Andy Hadfield's Cowboys & Engines Blog:
"Community before commerce. In the words of John Hagel III and Arthur G. Armstrong (authors of Net.Gain), 'put community before commerce.' That is, the purpose of these efforts
is to build a community, not sell more stuff, so cool it on the commercialism. The community exists for its own benefit, not yours.
Communication comes next. Build in the capability for people to communicate with each other via message boards and Internet mail lists. Peer-to-peer communication is more important than being able to communicate with the company. You're hosting the event, but it's a cocktail party, not a lecture.
Place the community's interests above your own. The big picture is that a vibrant community will help you, but getting to this place means sacrificing short-term intere
sts. For example, people should be able to freely discuss and endorse competitive products. Tolerate criticism.

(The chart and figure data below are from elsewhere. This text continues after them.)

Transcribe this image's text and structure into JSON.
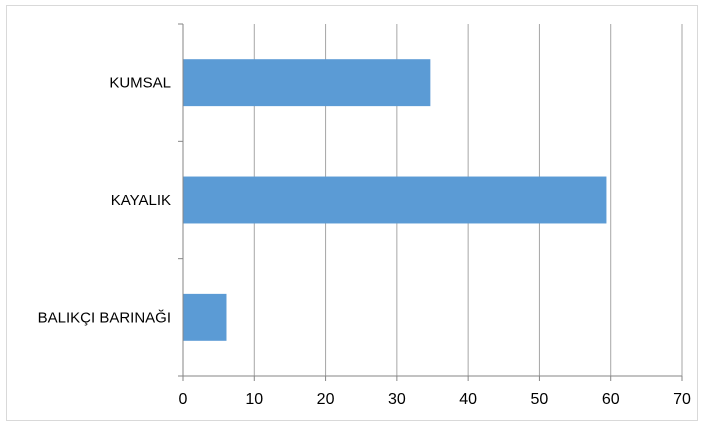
{
  "chart_data": {
    "type": "bar",
    "orientation": "horizontal",
    "categories": [
      "KUMSAL",
      "KAYALIK",
      "BALIKÇI BARINAĞI"
    ],
    "values": [
      34.7,
      59.4,
      6.1
    ],
    "xlim": [
      0,
      70
    ],
    "xticks": [
      "0",
      "10",
      "20",
      "30",
      "40",
      "50",
      "60",
      "70"
    ],
    "grid": "vertical",
    "legend": "none",
    "title": "",
    "xlabel": "",
    "ylabel": "",
    "colors": {
      "bar": "#5b9bd5",
      "grid": "#a6a6a6",
      "axis": "#868686"
    }
  }
}
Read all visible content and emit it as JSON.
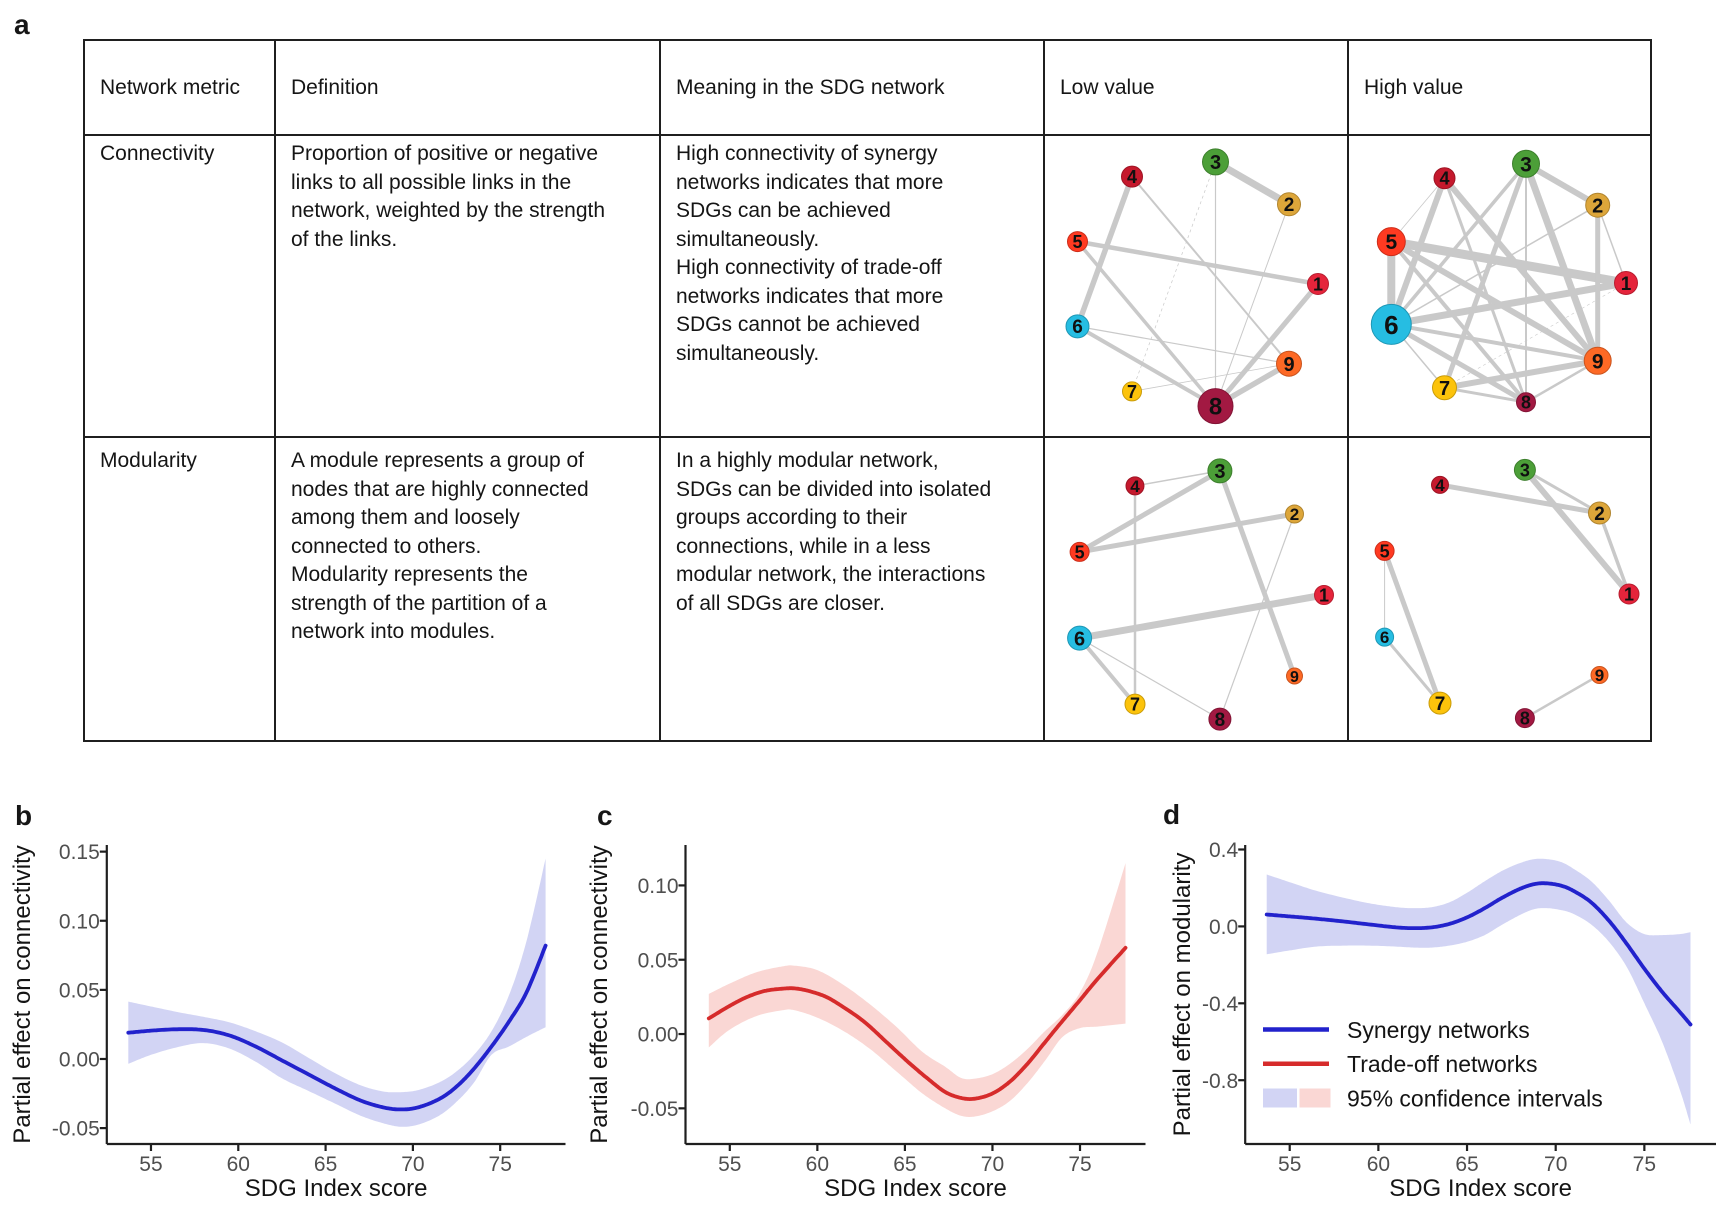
{
  "panel_letters": {
    "a": "a",
    "b": "b",
    "c": "c",
    "d": "d"
  },
  "table": {
    "headers": {
      "metric": "Network metric",
      "definition": "Definition",
      "meaning": "Meaning in the SDG network",
      "low": "Low value",
      "high": "High value"
    },
    "rows": [
      {
        "metric": "Connectivity",
        "definition": "Proportion of positive or negative\nlinks to all possible links in the\nnetwork, weighted by the strength\nof the links.",
        "meaning": "High connectivity of synergy\nnetworks indicates that more\nSDGs can be achieved\nsimultaneously.\nHigh connectivity of trade-off\nnetworks indicates that more\nSDGs cannot be achieved\nsimultaneously."
      },
      {
        "metric": "Modularity",
        "definition": "A module represents a group of\nnodes that are highly connected\namong them and loosely\nconnected to others.\nModularity represents the\nstrength of the partition of a\nnetwork into modules.",
        "meaning": "In a highly modular network,\nSDGs can be divided into isolated\ngroups according to their\nconnections, while in a less\nmodular network, the interactions\nof all SDGs are closer."
      }
    ]
  },
  "colors": {
    "sdg": {
      "1": "#E5243B",
      "2": "#DDA63A",
      "3": "#4C9F38",
      "4": "#C5192D",
      "5": "#FF3A21",
      "6": "#26BDE2",
      "7": "#FCC30B",
      "8": "#A21942",
      "9": "#FD6925"
    },
    "edge_gray": "#c9c9c9",
    "synergy_line": "#2222cc",
    "tradeoff_line": "#d62b2b",
    "synergy_band": "#d2d4f4",
    "tradeoff_band": "#fad7d4",
    "axis": "#1f1f1f",
    "tick_label": "#4f4f4f",
    "node_label": "#101010"
  },
  "networks": {
    "connectivity_low": {
      "metric": "Connectivity",
      "level": "Low value",
      "node_radii": {
        "1": 10.5,
        "2": 11.5,
        "3": 13,
        "4": 10.5,
        "5": 10,
        "6": 11.5,
        "7": 9.5,
        "8": 17.5,
        "9": 12.5
      },
      "edges": [
        {
          "a": 3,
          "b": 2,
          "w": 7
        },
        {
          "a": 4,
          "b": 6,
          "w": 5.5
        },
        {
          "a": 4,
          "b": 9,
          "w": 2
        },
        {
          "a": 5,
          "b": 1,
          "w": 4.5
        },
        {
          "a": 5,
          "b": 8,
          "w": 3.5
        },
        {
          "a": 6,
          "b": 8,
          "w": 4
        },
        {
          "a": 6,
          "b": 9,
          "w": 1.2
        },
        {
          "a": 1,
          "b": 8,
          "w": 5
        },
        {
          "a": 8,
          "b": 9,
          "w": 5.5
        },
        {
          "a": 3,
          "b": 8,
          "w": 1.2
        },
        {
          "a": 2,
          "b": 8,
          "w": 1
        },
        {
          "a": 7,
          "b": 9,
          "w": 0.8
        },
        {
          "a": 3,
          "b": 7,
          "w": 0.7,
          "dashed": true
        }
      ]
    },
    "connectivity_high": {
      "metric": "Connectivity",
      "level": "High value",
      "node_radii": {
        "1": 11.5,
        "2": 12,
        "3": 13.5,
        "4": 10.5,
        "5": 14,
        "6": 20,
        "7": 12,
        "8": 9.5,
        "9": 13.5
      },
      "edges": [
        {
          "a": 5,
          "b": 1,
          "w": 9
        },
        {
          "a": 5,
          "b": 6,
          "w": 8
        },
        {
          "a": 1,
          "b": 6,
          "w": 7
        },
        {
          "a": 3,
          "b": 9,
          "w": 7
        },
        {
          "a": 3,
          "b": 2,
          "w": 6
        },
        {
          "a": 4,
          "b": 6,
          "w": 6
        },
        {
          "a": 4,
          "b": 9,
          "w": 6
        },
        {
          "a": 5,
          "b": 9,
          "w": 6
        },
        {
          "a": 7,
          "b": 9,
          "w": 6
        },
        {
          "a": 6,
          "b": 8,
          "w": 5
        },
        {
          "a": 2,
          "b": 9,
          "w": 5
        },
        {
          "a": 3,
          "b": 7,
          "w": 5
        },
        {
          "a": 6,
          "b": 9,
          "w": 4
        },
        {
          "a": 5,
          "b": 8,
          "w": 4
        },
        {
          "a": 3,
          "b": 6,
          "w": 3.5
        },
        {
          "a": 4,
          "b": 8,
          "w": 3
        },
        {
          "a": 7,
          "b": 8,
          "w": 3
        },
        {
          "a": 8,
          "b": 9,
          "w": 2.5
        },
        {
          "a": 3,
          "b": 8,
          "w": 2
        },
        {
          "a": 2,
          "b": 6,
          "w": 1.5
        },
        {
          "a": 1,
          "b": 2,
          "w": 1.5
        },
        {
          "a": 6,
          "b": 7,
          "w": 1.5
        },
        {
          "a": 4,
          "b": 5,
          "w": 0.8
        },
        {
          "a": 1,
          "b": 7,
          "w": 0.6,
          "dashed": true
        }
      ]
    },
    "modularity_low": {
      "metric": "Modularity",
      "level": "Low value",
      "node_radii": {
        "1": 9.5,
        "2": 9,
        "3": 12,
        "4": 9,
        "5": 9.5,
        "6": 12,
        "7": 10,
        "8": 11,
        "9": 8
      },
      "edges": [
        {
          "a": 3,
          "b": 4,
          "w": 1.5
        },
        {
          "a": 3,
          "b": 5,
          "w": 5
        },
        {
          "a": 2,
          "b": 5,
          "w": 5
        },
        {
          "a": 3,
          "b": 9,
          "w": 5
        },
        {
          "a": 4,
          "b": 7,
          "w": 2.5
        },
        {
          "a": 1,
          "b": 6,
          "w": 7
        },
        {
          "a": 6,
          "b": 7,
          "w": 4
        },
        {
          "a": 6,
          "b": 8,
          "w": 1.2
        },
        {
          "a": 2,
          "b": 8,
          "w": 1.2
        }
      ]
    },
    "modularity_high": {
      "metric": "Modularity",
      "level": "High value",
      "node_radii": {
        "1": 10,
        "2": 11,
        "3": 10.5,
        "4": 8.5,
        "5": 9.5,
        "6": 9,
        "7": 11,
        "8": 9.5,
        "9": 8.5
      },
      "edges": [
        {
          "a": 2,
          "b": 4,
          "w": 5
        },
        {
          "a": 2,
          "b": 3,
          "w": 3
        },
        {
          "a": 1,
          "b": 3,
          "w": 6
        },
        {
          "a": 1,
          "b": 2,
          "w": 3.5
        },
        {
          "a": 5,
          "b": 7,
          "w": 5
        },
        {
          "a": 6,
          "b": 7,
          "w": 3
        },
        {
          "a": 5,
          "b": 6,
          "w": 1
        },
        {
          "a": 8,
          "b": 9,
          "w": 2.5
        }
      ]
    }
  },
  "chart_data": [
    {
      "type": "line",
      "panel": "b",
      "xlabel": "SDG Index score",
      "ylabel": "Partial effect on connectivity",
      "x_ticks": [
        55,
        60,
        65,
        70,
        75
      ],
      "x_tick_labels": [
        "55",
        "60",
        "65",
        "70",
        "75"
      ],
      "y_ticks": [
        -0.05,
        0,
        0.05,
        0.1,
        0.15
      ],
      "y_tick_labels": [
        "-0.05",
        "0.00",
        "0.05",
        "0.10",
        "0.15"
      ],
      "xlim": [
        52.47,
        78.74
      ],
      "ylim": [
        -0.0615,
        0.1548
      ],
      "grid": false,
      "legend_position": "none",
      "series": [
        {
          "name": "Synergy networks",
          "color_key": "synergy",
          "x": [
            53.7,
            55,
            56.5,
            58,
            59.5,
            61,
            62.5,
            64,
            65.5,
            67,
            68.3,
            69.3,
            70.3,
            71.5,
            72.5,
            73.5,
            74.5,
            75.5,
            76.5,
            77.6
          ],
          "y": [
            0.019,
            0.0205,
            0.0215,
            0.021,
            0.017,
            0.009,
            -0.001,
            -0.011,
            -0.021,
            -0.03,
            -0.035,
            -0.0365,
            -0.035,
            -0.029,
            -0.02,
            -0.007,
            0.009,
            0.027,
            0.048,
            0.082
          ]
        }
      ],
      "band": {
        "x": [
          53.7,
          55,
          56.5,
          58,
          59.5,
          61,
          62.5,
          64,
          65.5,
          67,
          68.3,
          69.3,
          70.3,
          71.5,
          72.5,
          73.5,
          74.5,
          75.5,
          76.5,
          77.6
        ],
        "upper": [
          0.0415,
          0.038,
          0.034,
          0.0305,
          0.0265,
          0.02,
          0.012,
          0.001,
          -0.01,
          -0.019,
          -0.0235,
          -0.024,
          -0.0225,
          -0.017,
          -0.009,
          0.003,
          0.02,
          0.046,
          0.085,
          0.145
        ],
        "lower": [
          -0.0035,
          0.003,
          0.0085,
          0.0115,
          0.0075,
          -0.002,
          -0.014,
          -0.023,
          -0.032,
          -0.041,
          -0.0465,
          -0.049,
          -0.0475,
          -0.041,
          -0.031,
          -0.017,
          0.003,
          0.009,
          0.016,
          0.023
        ]
      }
    },
    {
      "type": "line",
      "panel": "c",
      "xlabel": "SDG Index score",
      "ylabel": "Partial effect on connectivity",
      "x_ticks": [
        55,
        60,
        65,
        70,
        75
      ],
      "x_tick_labels": [
        "55",
        "60",
        "65",
        "70",
        "75"
      ],
      "y_ticks": [
        -0.05,
        0,
        0.05,
        0.1
      ],
      "y_tick_labels": [
        "-0.05",
        "0.00",
        "0.05",
        "0.10"
      ],
      "xlim": [
        52.47,
        78.74
      ],
      "ylim": [
        -0.074,
        0.1272
      ],
      "grid": false,
      "legend_position": "none",
      "series": [
        {
          "name": "Trade-off networks",
          "color_key": "tradeoff",
          "x": [
            53.8,
            55,
            56,
            57,
            58,
            58.7,
            59.5,
            60.5,
            61.5,
            62.7,
            64,
            65.2,
            66.3,
            67.3,
            68.2,
            69,
            70,
            71,
            72,
            72.9,
            73.8,
            74.8,
            76,
            77.6
          ],
          "y": [
            0.0105,
            0.019,
            0.025,
            0.029,
            0.0305,
            0.0307,
            0.029,
            0.025,
            0.018,
            0.008,
            -0.006,
            -0.019,
            -0.03,
            -0.039,
            -0.043,
            -0.0435,
            -0.04,
            -0.032,
            -0.02,
            -0.007,
            0.006,
            0.02,
            0.037,
            0.058
          ]
        }
      ],
      "band": {
        "x": [
          53.8,
          55,
          56.5,
          58,
          58.7,
          60,
          61.5,
          63,
          64.5,
          66,
          67.3,
          68.2,
          69,
          70,
          71,
          72,
          73,
          74,
          75,
          76,
          77.6
        ],
        "upper": [
          0.027,
          0.034,
          0.0415,
          0.0455,
          0.046,
          0.043,
          0.033,
          0.02,
          0.005,
          -0.012,
          -0.022,
          -0.0295,
          -0.03,
          -0.027,
          -0.02,
          -0.01,
          0.002,
          0.013,
          0.028,
          0.055,
          0.115
        ],
        "lower": [
          -0.009,
          0.003,
          0.012,
          0.016,
          0.016,
          0.011,
          0.002,
          -0.01,
          -0.025,
          -0.04,
          -0.05,
          -0.055,
          -0.0555,
          -0.052,
          -0.045,
          -0.033,
          -0.018,
          -0.002,
          0.004,
          0.005,
          0.007
        ]
      }
    },
    {
      "type": "line",
      "panel": "d",
      "xlabel": "SDG Index score",
      "ylabel": "Partial effect on modularity",
      "x_ticks": [
        55,
        60,
        65,
        70,
        75
      ],
      "x_tick_labels": [
        "55",
        "60",
        "65",
        "70",
        "75"
      ],
      "y_ticks": [
        -0.8,
        -0.4,
        0,
        0.4
      ],
      "y_tick_labels": [
        "-0.8",
        "-0.4",
        "0.0",
        "0.4"
      ],
      "xlim": [
        52.49,
        79.04
      ],
      "ylim": [
        -1.1318,
        0.4234
      ],
      "grid": false,
      "legend_position": "inside-left-bottom",
      "series": [
        {
          "name": "Synergy networks",
          "color_key": "synergy",
          "x": [
            53.7,
            55,
            56.5,
            58,
            59.5,
            61,
            62,
            63,
            64,
            65,
            66,
            67,
            68,
            68.8,
            69.5,
            70.3,
            71,
            72,
            73,
            74,
            75,
            76,
            77,
            77.6
          ],
          "y": [
            0.062,
            0.052,
            0.04,
            0.026,
            0.01,
            -0.005,
            -0.009,
            -0.005,
            0.013,
            0.047,
            0.095,
            0.15,
            0.196,
            0.22,
            0.224,
            0.212,
            0.185,
            0.125,
            0.03,
            -0.09,
            -0.22,
            -0.34,
            -0.445,
            -0.51
          ]
        }
      ],
      "band": {
        "x": [
          53.7,
          55,
          56.5,
          58,
          59.5,
          61,
          62,
          63,
          64,
          65,
          66,
          67,
          68,
          68.8,
          69.5,
          70.3,
          71,
          72,
          73,
          74,
          75,
          76,
          77,
          77.6
        ],
        "upper": [
          0.27,
          0.23,
          0.185,
          0.15,
          0.12,
          0.1,
          0.095,
          0.1,
          0.125,
          0.175,
          0.235,
          0.29,
          0.33,
          0.35,
          0.35,
          0.335,
          0.3,
          0.235,
          0.135,
          0.02,
          -0.04,
          -0.045,
          -0.04,
          -0.03
        ],
        "lower": [
          -0.145,
          -0.125,
          -0.105,
          -0.1,
          -0.1,
          -0.105,
          -0.11,
          -0.11,
          -0.1,
          -0.08,
          -0.045,
          0.01,
          0.06,
          0.09,
          0.095,
          0.085,
          0.065,
          0.01,
          -0.08,
          -0.21,
          -0.4,
          -0.6,
          -0.85,
          -1.03
        ]
      },
      "legend": [
        {
          "type": "line",
          "color_key": "synergy",
          "label": "Synergy networks"
        },
        {
          "type": "line",
          "color_key": "tradeoff",
          "label": "Trade-off networks"
        },
        {
          "type": "patches",
          "color_keys": [
            "synergy",
            "tradeoff"
          ],
          "label": "95% confidence intervals"
        }
      ]
    }
  ]
}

Not only should peple feel free to plug competitive products, they should be able to criticize your own. This freedom produces two desirable results: first, good public relations because tolerating criticism on a company-sponsored site is unheard of; second, free and voluminous customer feedback.
Encourage 'personalities.' Remember how one of the keys to the success of MTV was veejays with an attitude? The same is true of a Web site, so encourage your employees to develop online personalities to show that corporate thought police don't control your site."
These are concise, and excellent, and they represent a huge challenge for most organisations which are more used to doing exactly the opposite ie they put commerce first, rarely engage in genuine communication, place their own interests first, avoid criticism at all costs and prefer a bland corporatese over personality.